Pipelines are agile DevOps workflows that transform application source code into versioned packages that can be deployed to any environment. It consists of one or more steps in which source code is transformed into a build that is tested and deployed in different environments until it finally reaches end users in a production environment. 

Types of CI/CD Pipeline Pattern A
CI/CD pipeline is a runnable specification of the steps a developer needs to perform to deliver a new version of a software product. Without an automated pipeline, engineers would still need to perform these steps manually, and it would be less efficient.

The goal of a successful continuous delivery process is to minimize the time to bring high-quality software to life by practicing agile techniques and automating the entire delivery system. Furthermore, the strategy and structure of the pipeline is largely driven by the appropriate structure and schema. Therefore, pipelines need to be deployment-centric, as typical triggers are deployable artifacts. 

Here are the 7 main types of CI/CD pipeline patterns:

1. Build and deploy the model
This model focuses primarily on building a prototype first and then deploying it. One of the benefits of this pattern is that you can deploy this artifact many times after building it once. 

The build and deployment model is environment-independent, meaning it does not require any external environment-facing properties or packages.
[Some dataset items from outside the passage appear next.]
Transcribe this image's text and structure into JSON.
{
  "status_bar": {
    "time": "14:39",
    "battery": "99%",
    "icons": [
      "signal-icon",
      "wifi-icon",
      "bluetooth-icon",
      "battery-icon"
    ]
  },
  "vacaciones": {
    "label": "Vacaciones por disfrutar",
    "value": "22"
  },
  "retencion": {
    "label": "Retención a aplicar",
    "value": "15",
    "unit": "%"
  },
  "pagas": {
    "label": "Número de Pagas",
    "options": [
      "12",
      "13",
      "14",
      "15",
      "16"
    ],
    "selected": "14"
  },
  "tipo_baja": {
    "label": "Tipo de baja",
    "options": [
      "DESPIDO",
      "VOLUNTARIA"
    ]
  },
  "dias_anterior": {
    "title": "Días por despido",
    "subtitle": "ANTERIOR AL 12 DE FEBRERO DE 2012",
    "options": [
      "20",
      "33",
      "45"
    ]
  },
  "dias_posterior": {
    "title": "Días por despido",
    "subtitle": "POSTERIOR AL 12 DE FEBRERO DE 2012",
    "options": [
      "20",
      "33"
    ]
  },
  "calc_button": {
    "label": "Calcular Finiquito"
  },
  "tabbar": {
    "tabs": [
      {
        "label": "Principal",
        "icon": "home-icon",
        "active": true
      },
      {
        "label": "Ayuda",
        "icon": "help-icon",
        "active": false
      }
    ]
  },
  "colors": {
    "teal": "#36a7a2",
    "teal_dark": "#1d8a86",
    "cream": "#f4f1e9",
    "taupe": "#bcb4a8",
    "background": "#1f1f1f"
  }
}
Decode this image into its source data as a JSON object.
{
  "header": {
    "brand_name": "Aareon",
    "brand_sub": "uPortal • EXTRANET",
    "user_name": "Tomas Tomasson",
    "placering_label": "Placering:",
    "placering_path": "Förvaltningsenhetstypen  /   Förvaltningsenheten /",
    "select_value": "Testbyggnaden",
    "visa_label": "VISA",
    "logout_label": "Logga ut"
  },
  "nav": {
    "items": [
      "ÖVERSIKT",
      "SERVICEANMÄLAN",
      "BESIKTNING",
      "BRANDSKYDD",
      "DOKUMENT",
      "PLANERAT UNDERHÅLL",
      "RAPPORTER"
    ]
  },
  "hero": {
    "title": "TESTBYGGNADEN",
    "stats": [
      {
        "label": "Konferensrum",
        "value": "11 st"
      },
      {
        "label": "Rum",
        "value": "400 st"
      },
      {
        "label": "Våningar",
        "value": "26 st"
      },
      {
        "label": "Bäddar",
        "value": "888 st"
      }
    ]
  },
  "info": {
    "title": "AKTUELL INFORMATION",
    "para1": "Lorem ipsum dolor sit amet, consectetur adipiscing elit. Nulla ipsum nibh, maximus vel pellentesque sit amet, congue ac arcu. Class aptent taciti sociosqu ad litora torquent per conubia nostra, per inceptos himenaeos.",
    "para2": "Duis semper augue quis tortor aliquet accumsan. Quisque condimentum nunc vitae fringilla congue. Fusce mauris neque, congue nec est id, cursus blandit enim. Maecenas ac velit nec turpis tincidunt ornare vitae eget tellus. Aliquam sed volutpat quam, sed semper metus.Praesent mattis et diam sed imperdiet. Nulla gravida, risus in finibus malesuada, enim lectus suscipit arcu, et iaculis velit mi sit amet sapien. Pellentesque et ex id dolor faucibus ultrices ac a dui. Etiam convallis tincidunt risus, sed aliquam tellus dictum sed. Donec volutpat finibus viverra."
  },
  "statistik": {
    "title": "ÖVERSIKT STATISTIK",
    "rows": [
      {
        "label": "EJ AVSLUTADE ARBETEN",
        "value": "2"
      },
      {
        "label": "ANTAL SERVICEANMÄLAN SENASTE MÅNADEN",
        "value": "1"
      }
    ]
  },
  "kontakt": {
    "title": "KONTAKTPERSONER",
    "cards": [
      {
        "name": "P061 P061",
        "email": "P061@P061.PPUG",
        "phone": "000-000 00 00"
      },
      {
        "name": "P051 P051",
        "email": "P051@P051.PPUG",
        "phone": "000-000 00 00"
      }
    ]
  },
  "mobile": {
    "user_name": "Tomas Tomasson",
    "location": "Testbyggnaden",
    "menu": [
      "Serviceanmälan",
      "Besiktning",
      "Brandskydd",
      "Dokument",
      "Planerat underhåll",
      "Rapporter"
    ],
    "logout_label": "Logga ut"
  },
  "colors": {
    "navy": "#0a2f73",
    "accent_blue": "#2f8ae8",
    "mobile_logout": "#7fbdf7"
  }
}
Other than that, this model packages everything together, including the core infrastructure code. 

2. Pipeline as Code
Pipeline logic is coded, stored alongside infrastructure code, and containerized runners are used in this pattern. It is managed like normal application code and undergoes a similar review process and branching policy. In addition to this, executing pipelines on containers helps your CI/CD platform support a large number of workloads, although each workload includes its specific build environment to meet its requirements.

For the build environment, the source of the container image is the trusted Docker image. CI runner implementation is automated, unified and hands-free. Also, it can grow to meet demand and stand by during core hours. Subsequently, it minimizes unnecessary delays. Furthermore, secrets are kept outside the pipelines and their output is hidden, enhancing security. 

3. Faster team feedback
Every commit automatically triggers the appropriate pipeline, and the build pipeline is specially optimized to report any issues faster. Here, they use parallelization to build pipelines for non-interdependent jobs for speed. Additionally, rapidly built pipelines can be dedicated to running critical jobs in the shortest amount of time.

In addition to this, each successful run produces static analysis results and versioned packages in this schema. You can even enable team notifications about pull request status in email, chat channels, dashboards, and other media. 

4. Test Automation Patterns
Automating builds is a core practice in CI pipelines. Additionally, the build process can use a codebase-specific build tool. For example, you can use npm to build your Node Javascript application; a JVM based solution.  

Additionally, modern testing frameworks can simulate application development using orchestration packages that need to be deployed in the application. Also, modifying test coverage to cover API changes is an exception to automated testing. Therefore, a pipeline dedicated to test automation may be the best choice.  

5. Stable builds 
In this mode, each code branch gets a complete staging environment for each branch that can be easily created and destroyed. Here, builds produce versioned packages that are deployed and triggered by automatic or manual events. 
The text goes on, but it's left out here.